Grâce à sa faible altitude (entre 2800 et 2900m), la plus basse du Ladakh, le pays des Brokpas possède l'agriculture la plus variée de tout le Ladakh. Outre tous les légumes déjà cités, on y trouve des pommes, des abricots, des pêches et même des raisins.

(autres jardins fleuris)

ajouté en 2006 : au fil des ans, les jardins sont de moins en moins fleuris. Les jeunes femmes ne mettent plus la coiffe fleurie et les plus vieilles se contentent de quelques fleurs séchées. L'enchantement provoqué par toutes ces coiffes couvertes de fleurs multicolores qui circulaient dans les ruelles et dans les jardins n'est plus de mise.
Les maris sont partis gagner l'argent indispensable aujourd'hui pour les besoins nouveaux que crée la société de consommation. Ils se sont engagés dans l'armée ou ont trouvé un petit boulot à Leh, ou bien ils sont guides ou caravaniers l'été, ou encore porteurs pour ravitailler les camps d'altitude sur la frontière avec le Pakistan. Alors, à quoi serviraient les coiffes fleuries, puisqu'il n'y a plus d'homme à séduire ?

l'école
Presque chaque village a une école primaire avec un unique instituteur (ou institutrice) nommé pour 2 ans. Par exemple, en 1998, l'institutrice de Baldès(65 habitants) avait 13 élèves pour l'ensemble des 6 classes primaires; les deux instituteurs de Dah(166habitants) en avait 32. Tous les instituteurs sont des Ladakhis ayant fait leurs études à Leh.

Malheureusement, la disparition de la culture brokpa comme celle de toutes les cultures marginales, va être précipitée par l'école ; un peu par l'école primaire dont l'instituteur est un étranger au groupe, mais dont la fonction en fait un modèle pour les enfants, et beaucoup par l'école secondaire qui oblige les enfants à quitter leur village pour poursuivre leurs études au pensionnat d'un collège de Leh.

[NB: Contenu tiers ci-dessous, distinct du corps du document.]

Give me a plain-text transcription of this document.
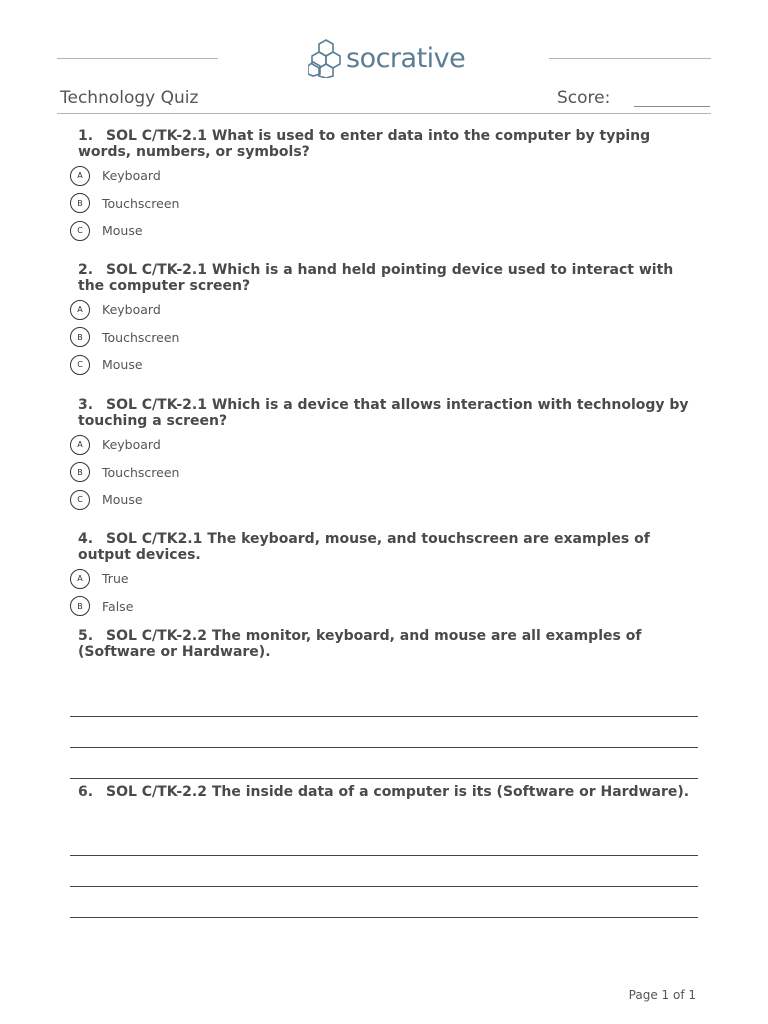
socrative
Technology Quiz	Score:

1. SOL C/TK-2.1 What is used to enter data into the computer by typing words, numbers, or symbols?

A	Keyboard
B	Touchscreen
C	Mouse

2. SOL C/TK-2.1 Which is a hand held pointing device used to interact with the computer screen?

A	Keyboard
B	Touchscreen
C	Mouse

3. SOL C/TK-2.1 Which is a device that allows interaction with technology by touching a screen?

A	Keyboard
B	Touchscreen
C	Mouse

4. SOL C/TK2.1 The keyboard, mouse, and touchscreen are examples of output devices.

A	True
B	False

5. SOL C/TK-2.2 The monitor, keyboard, and mouse are all examples of (Software or Hardware).

6. SOL C/TK-2.2 The inside data of a computer is its (Software or Hardware).

Page 1 of 1
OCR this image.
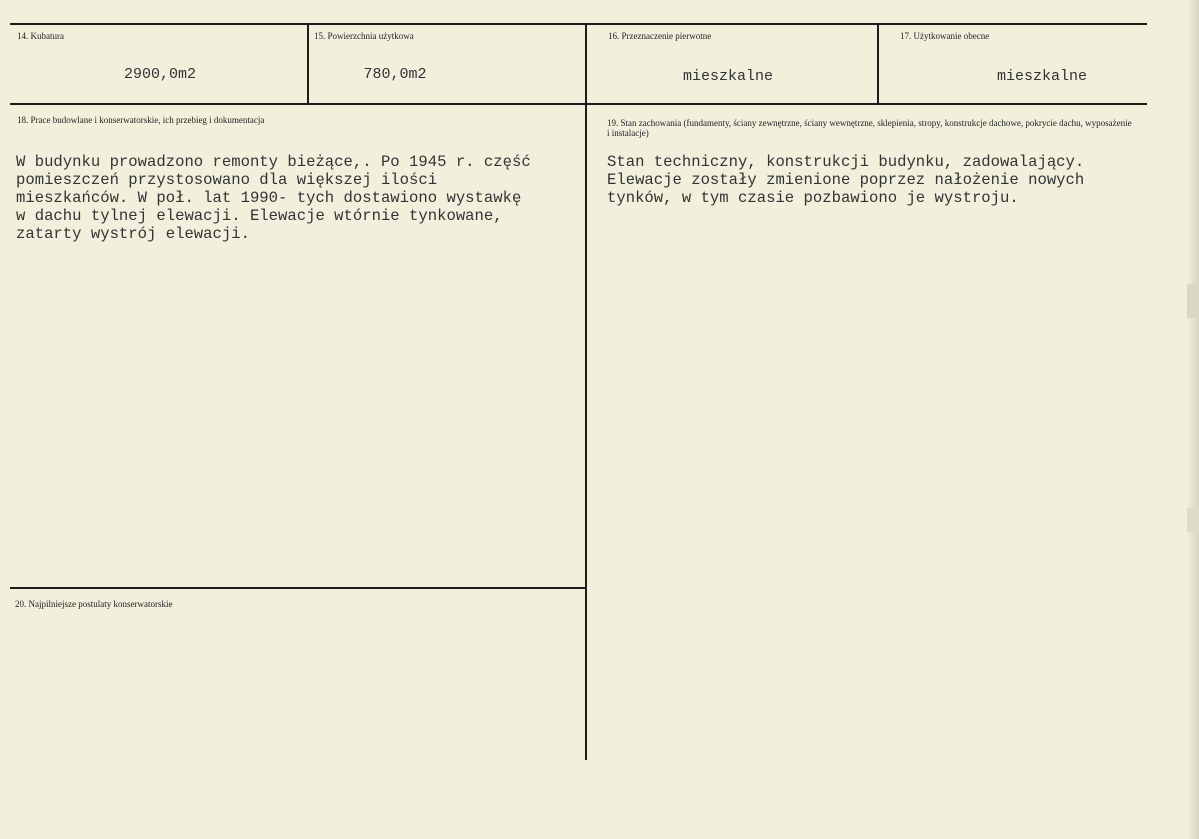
14. Kubatura
2900,0m2
15. Powierzchnia użytkowa
780,0m2
16. Przeznaczenie pierwotne
mieszkalne
17. Użytkowanie obecne
mieszkalne
18. Prace budowlane i konserwatorskie, ich przebieg i dokumentacja
W budynku prowadzono remonty bieżące,. Po 1945 r. część
pomieszczeń przystosowano dla większej ilości
mieszkańców. W poł. lat 1990- tych dostawiono wystawkę
w dachu tylnej elewacji. Elewacje wtórnie tynkowane,
zatarty wystrój elewacji.
19. Stan zachowania (fundamenty, ściany zewnętrzne, ściany wewnętrzne, sklepienia, stropy, konstrukcje dachowe, pokrycie dachu, wyposażenie i instalacje)
Stan techniczny, konstrukcji budynku, zadowalający.
Elewacje zostały zmienione poprzez nałożenie nowych
tynków, w tym czasie pozbawiono je wystroju.
20. Najpilniejsze postulaty konserwatorskie
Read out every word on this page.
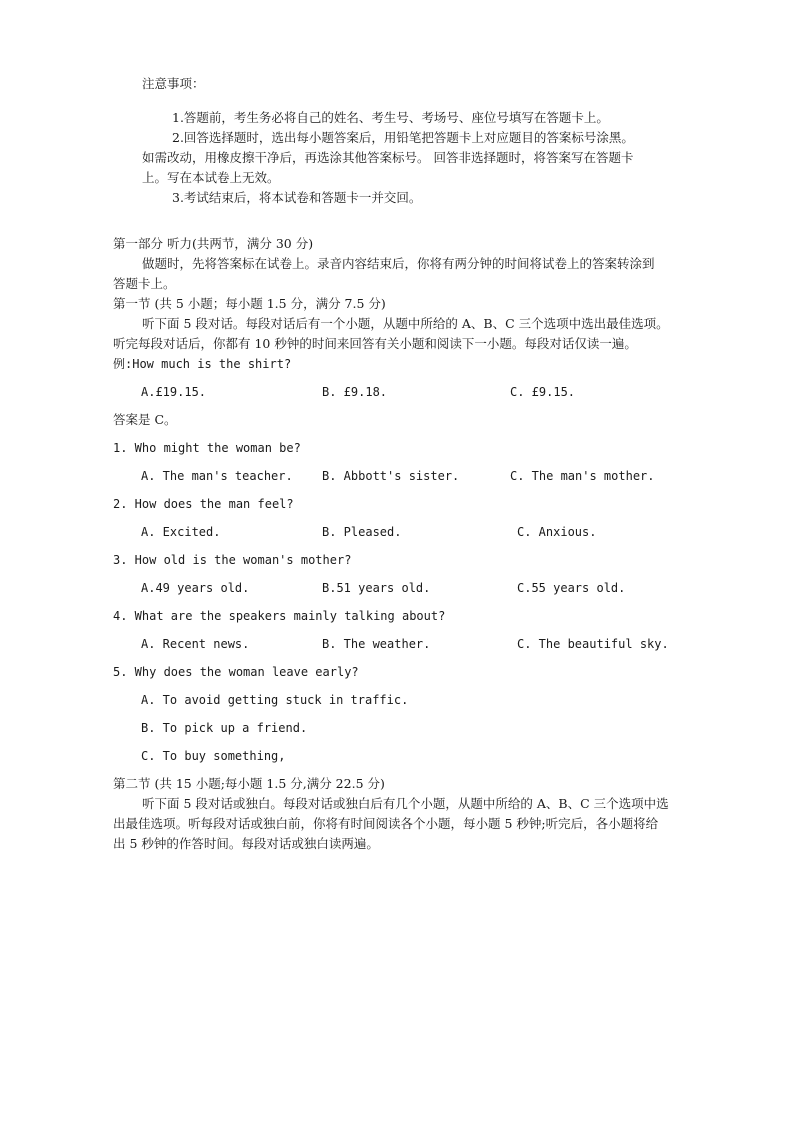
注意事项：
1.答题前，考生务必将自己的姓名、考生号、考场号、座位号填写在答题卡上。
2.回答选择题时，选出每小题答案后，用铅笔把答题卡上对应题目的答案标号涂黑。
如需改动，用橡皮擦干净后，再选涂其他答案标号。 回答非选择题时，将答案写在答题卡
上。写在本试卷上无效。
3.考试结束后，将本试卷和答题卡一并交回。
第一部分 听力(共两节，满分 30 分)
做题时，先将答案标在试卷上。录音内容结束后，你将有两分钟的时间将试卷上的答案转涂到
答题卡上。
第一节 (共 5 小题；每小题 1.5 分，满分 7.5 分)
听下面 5 段对话。每段对话后有一个小题，从题中所给的 A、B、C 三个选项中选出最佳选项。
听完每段对话后，你都有 10 秒钟的时间来回答有关小题和阅读下一小题。每段对话仅读一遍。
例:How much is the shirt?
A.£19.15.	B. £9.18.	C. £9.15.
答案是 C。
1. Who might the woman be?
A. The man's teacher. B. Abbott's sister.	C. The man's mother.
2. How does the man feel?
A. Excited.	B. Pleased.	C. Anxious.
3. How old is the woman's mother?
A.49 years old.	B.51 years old.	C.55 years old.
4. What are the speakers mainly talking about?
A. Recent news.	B. The weather.	C. The beautiful sky.
5. Why does the woman leave early?
A. To avoid getting stuck in traffic.
B. To pick up a friend.
C. To buy something,
第二节 (共 15 小题;每小题 1.5 分,满分 22.5 分)
听下面 5 段对话或独白。每段对话或独白后有几个小题，从题中所给的 A、B、C 三个选项中选
出最佳选项。听每段对话或独白前，你将有时间阅读各个小题，每小题 5 秒钟;听完后，各小题将给
出 5 秒钟的作答时间。每段对话或独白读两遍。
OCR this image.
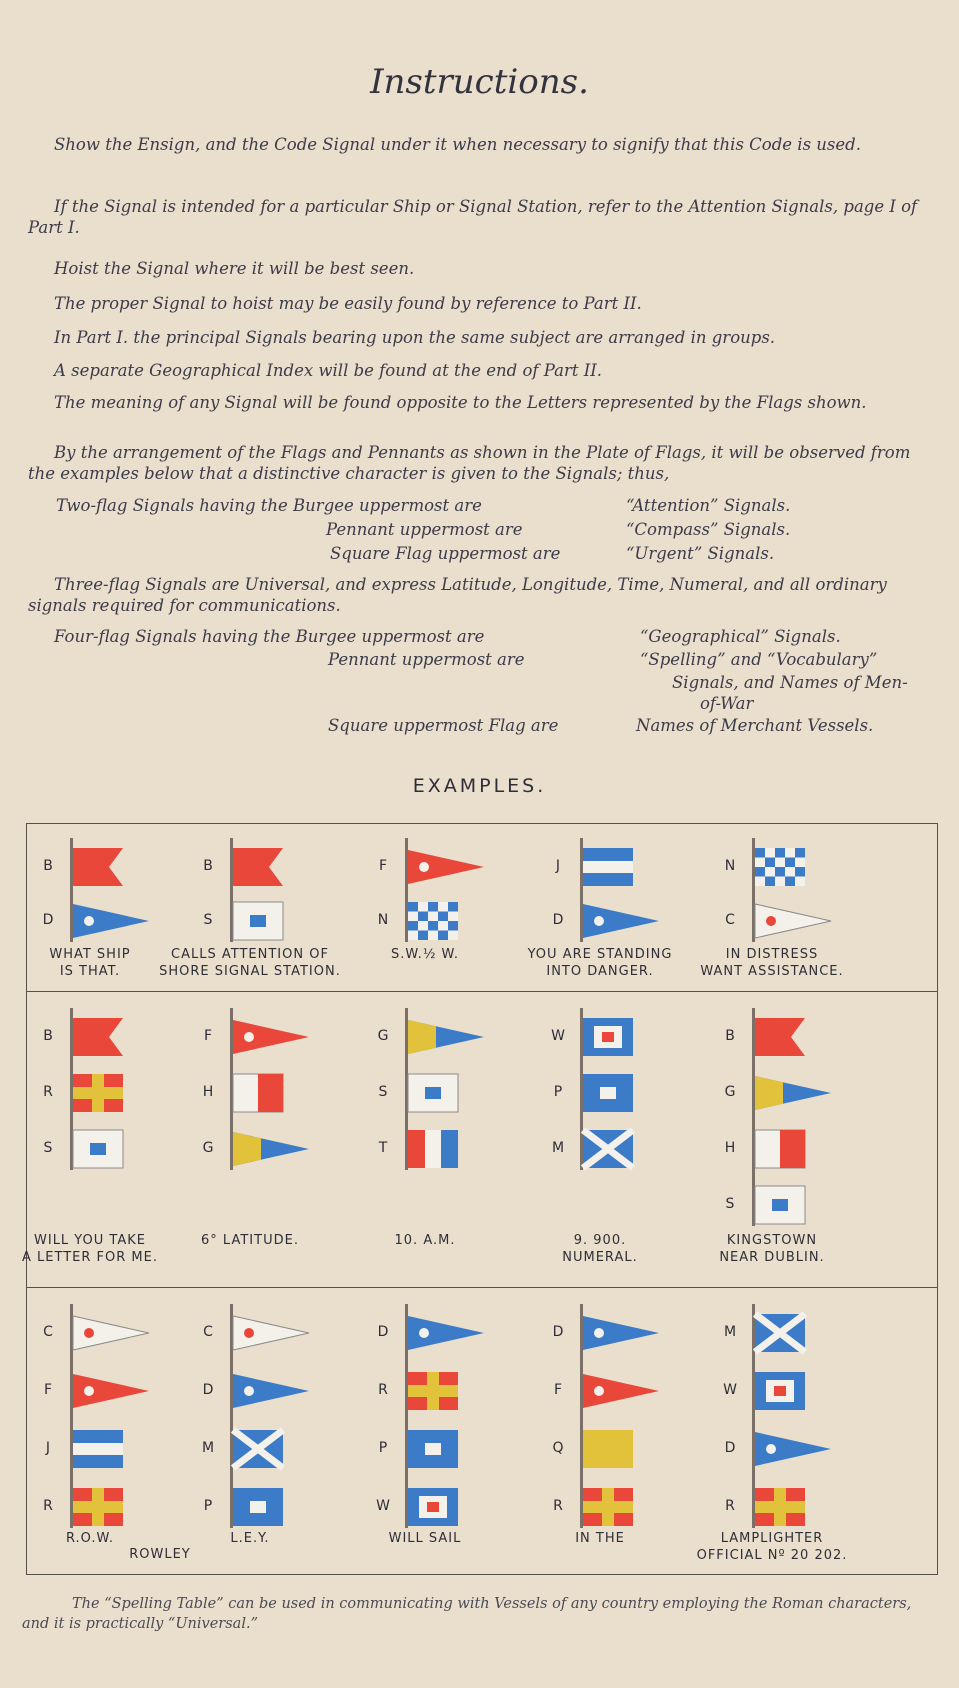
Instructions.
Show the Ensign, and the Code Signal under it when necessary to signify that this Code is used.
If the Signal is intended for a particular Ship or Signal Station, refer to the Attention Signals, page I of Part I.
Hoist the Signal where it will be best seen.
The proper Signal to hoist may be easily found by reference to Part II.
In Part I. the principal Signals bearing upon the same subject are arranged in groups.
A separate Geographical Index will be found at the end of Part II.
The meaning of any Signal will be found opposite to the Letters represented by the Flags shown.
By the arrangement of the Flags and Pennants as shown in the Plate of Flags, it will be observed from the examples below that a distinctive character is given to the Signals; thus,
Two-flag Signals having the Burgee uppermost are	“Attention” Signals.
Pennant uppermost are	“Compass” Signals.
Square Flag uppermost are	“Urgent” Signals.
Three-flag Signals are Universal, and express Latitude, Longitude, Time, Numeral, and all ordinary signals required for communications.
Four-flag Signals having the Burgee uppermost are	“Geographical” Signals.
Pennant uppermost are	“Spelling” and “Vocabulary”
Signals, and Names of Men-
of-War
Square uppermost Flag are	Names of Merchant Vessels.
EXAMPLES.
B
D
WHAT SHIP
IS THAT.
B
S
CALLS ATTENTION OF
SHORE SIGNAL STATION.
F
N
S.W.½ W.

J
D
YOU ARE STANDING
INTO DANGER.
N
C
IN DISTRESS
WANT ASSISTANCE.
B
R
S
WILL YOU TAKE
A LETTER FOR ME.
F
H
G
6° LATITUDE.

G
S
T
10. A.M.

W
P
M
9. 900.
NUMERAL.
B
G
H
S
KINGSTOWN
NEAR DUBLIN.
C
F
J
R
R.O.W.

C
D
M
P
L.E.Y.

D
R
P
W
WILL SAIL

D
F
Q
R
IN THE

M
W
D
R
LAMPLIGHTER
OFFICIAL Nº 20 202.
ROWLEY
The “Spelling Table” can be used in communicating with Vessels of any country employing the Roman characters, and it is practically “Universal.”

Il n'est plus question alors de natte ni de coiffe fleurie ! Chaque école a un uniforme différent et tous les élèves marchent en rang et en tenue. Après plusieurs années de ce régime, ils auront beaucoup de mal à revenir dans leur village sans voiture, sans électricité, sans radio et sans cinéma. Et s'ils y reviennent, ils ne porteront plus le grand manteau de couleur ocre, la longue natte et la coiffe fleurie. Pour eux tout cela sera devenue du folklore. Et le folklore n'est que le souvenir d'une culture éteinte, comme un flacon de parfum vide ! L'habit traditionnel devient alors un déguisement pour amuser les touristes le jour de la fête annuelle. Les Brokpas résistent davantage à cause des cloisonnements internes qu'ils pratiquent.

Ainsi Dah est le centre d'une communauté de cinq villages : Dah, Baldès, Lastaings, Beema et Sunnit. Ils pratiquent un mariage endogame exclusif. Ils ont même tendance à mépriser les Brokpas de la vallée de Hanu parce que ceux-ci ont abandonné la langue brokpa au profit de la langue ladakhi, ils mettent moins de fleurs sur leur coiffe et ne fêtent plus Bonanah.

Ajouté en 2005 : L'école ne se fait plus sous les deux énormes noyers de la place du village. Après les bombardements pakistanais et l'occupation de cette région par les troupes pakistanaises au cours de la guerre de Kargil en 1999, l'école a été reconstruite et dispose de 4 classes en haut du village. L'association "Maison des Himalayas" a financé en son temps la reconstruction d'une classe et a assuré le salaire d'un instituteur brogpa. C'est certainement l'action la plus adaptée pour perpétuer la culture des Dardes Brokpas.
les tabous
Les vaches et les poules sont tabous pour les Brokpas. Au pays de la vache sacrée, cette minorité rejette tout ce qui touche à la vache ! Ils n'ont ni vache, ni boeuf, ni taureau, ni yak, ni dri (femelle de yak), ni dzo (croisement de yak et de vache), ni dzomo (femelle du dzo).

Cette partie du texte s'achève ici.